Thursday, March 26, 2009

the rise and fall of the print newspaper industry

I thought I'd tackle another media industry that has definitely shown signs of weakness. It's easy to pinpoint what has caused the downfall of the print journalism industry. It's also sad to see so many jobs get laid off, and so many columnists not being able to find work (with the exception of some of the NYT people lol). Just recently, Seattle became the first major US city to drop its official newspaper. Of course, the bad economy played no small part. Even the Internet couldn't save the struggling paper.

I've been wanting to write this blog for the longest time, ever since I was going to school at SIUE when I made friends with print journalism majors and Alestle people. What really got me doing this was the other day at work, when I saw that the St. Louis Post Dispatch slim down everything. There's a paper delivery guy who comes through my drive thru every night and gets coffee and sometimes he gives me a newspaper. When he handed me the slim thing (it wasn't even an inch long I believe), I began thinking about some of the people who work in this industry whose careers may be in danger. What's looking like replacing the Post Dispatch soon is (I regularly check it sometimes)

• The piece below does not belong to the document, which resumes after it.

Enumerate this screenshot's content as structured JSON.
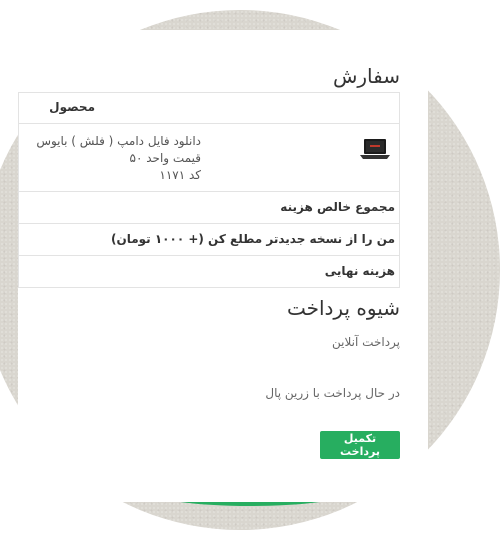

Newspapers have been around even before our country's Constitution was written. That of course, was during the Industrial Age. Now, this is the Information Age, and as a result, people are reading everything online. So, now will be the part where I start talking about what possibly went wrong. As mentioned before, things have totally moved online. Maybe not as fast, but the printing business may find themselves halted.

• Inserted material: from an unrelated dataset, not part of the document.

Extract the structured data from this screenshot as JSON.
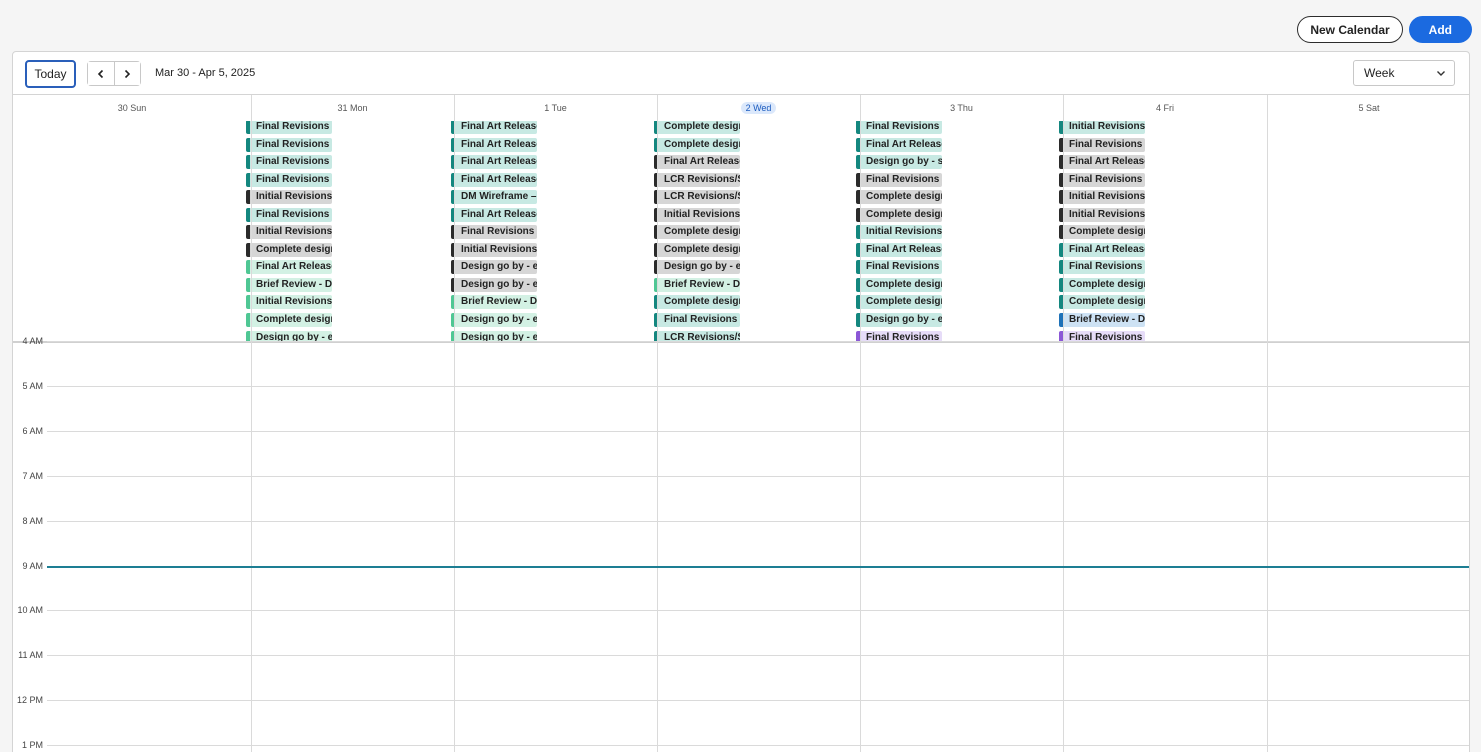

Look at it this way: when was the last time you seen someone under 40 reading a newspaper? I work at Steak 'n Shake very early in the morning and most of the time our customers our senior citizens that have nothing better to do than sit, read the newspaper and drink coffee. The same goes for Hardees and the Bread Company. So many people have utilized the Internet for everything. It doesn't matter if its blogs or any other kind of 'mainstream media' sites. I'll give you one example, and that's the Drudge Report. It's a site that gets more than 20 million views a day, and gives links to all the major news sites as well as independent media sites. The Drudge Report claims that it was the first 'all-free' news source on the web. Of course, it has its criticisms, that its too conservative-leaning. I check it regularly all the time. In fact, my dad has it as the start page.

And of course, there's bias. No matter where you look, there's media bias. The print media division has long been criticized for its leftist views. A hefty example of this is the New York Times and Chicago Sun-Times. The list goes on and on.

There's other factors too, that point the downfall of the print media industry. But the way I see it though, is that more local newspapers will continue to circulate. After all, everyone needs to know what's going on in their town. For example, I live in Glen Carbon, IL and I read the Edwardsville Intelligencer every day. So even as it makes its transition online, it'll find a way to survive. Whaddya think?